À l'occasion d'une rencontre avec les élus locaux, le président de la République s'est confié sur la mesure des 80 km/h.

En pleine colère des "Gilets Jaunes", le gouvernement a cédé du terrain en renonçant, par exemple, à la hausse des taxes sur les carburants initialement prévues pour le 1er janvier prochain ou encore au le durcissement du contrôle technique. Cela aurait pu aller encore plus loin puisque le chef de d'État aurait même songé à annuler la mesure concernant les 80 km/h, avant d'y renoncer. Pour la première fois depuis le mouvement des "Gilets Jaunes", Emmanuel Macron va s'exprimer ce soir à la télévision. Mais avant ça, il a reçu une quinzaine d'élus locaux vendredi dernier à l'Élysée. 

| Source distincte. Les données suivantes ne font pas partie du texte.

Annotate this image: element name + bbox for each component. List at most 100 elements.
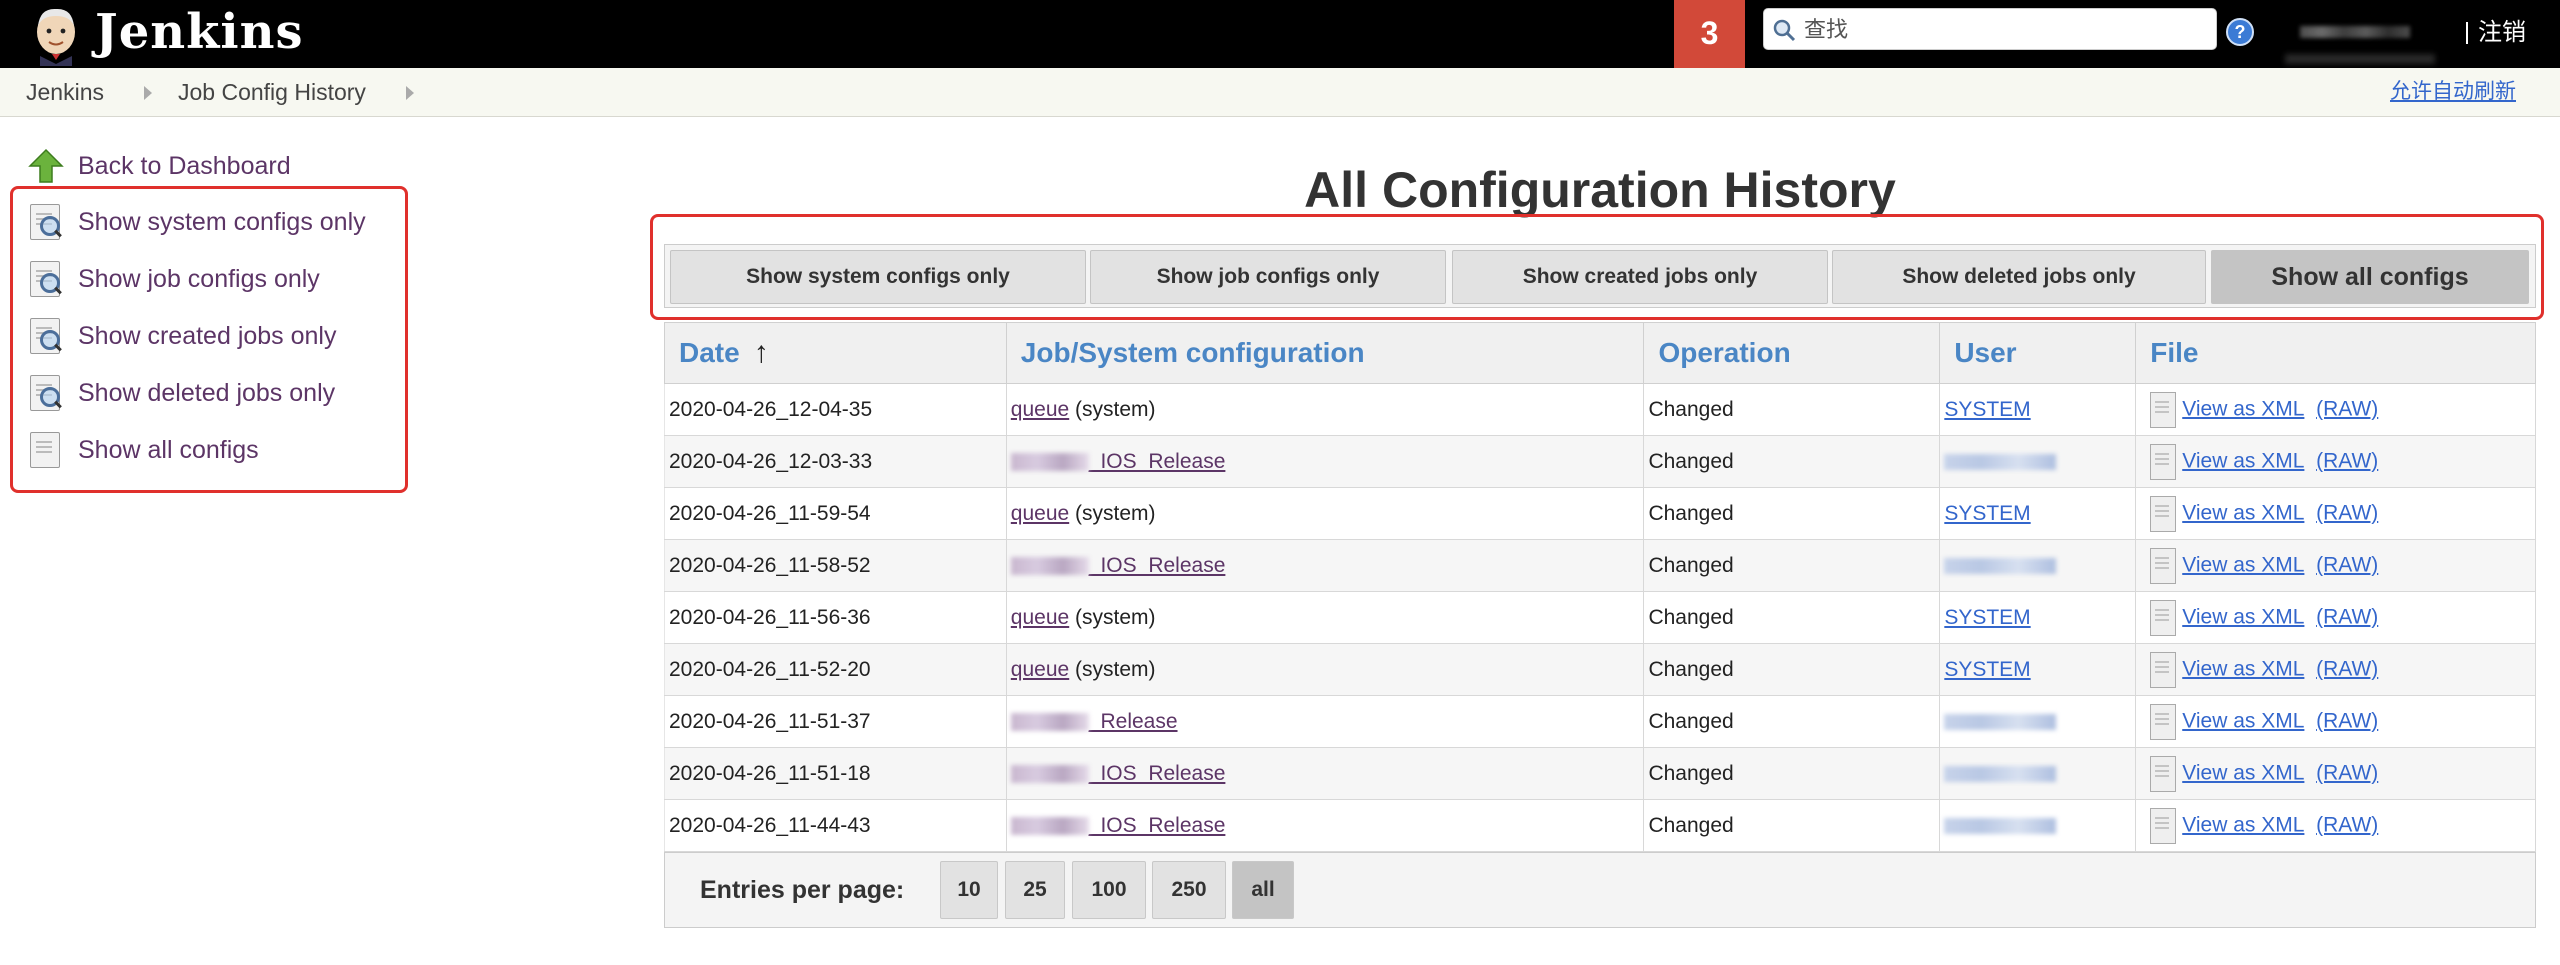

Sur les antennes de nos confrères de chez Europe 1, Karl Olive, maire de Poissy, et Arnaud Péricard, maire de Saint-Germain-en-Laye, ont résumé en quelques mots cet entretien. Le président de la République se serait confié sur deux mesures qu'il regretterait aujourd'hui : la baisse des APL et, surtout, la mesure concernant le passage à 80 km/h sur le réseau secondaire. Une mesure qui, pour rappel, a été portée par Edouard Philippe du début à la fin et qui n'aurait pas forcément enchanté Emmanuel Macron.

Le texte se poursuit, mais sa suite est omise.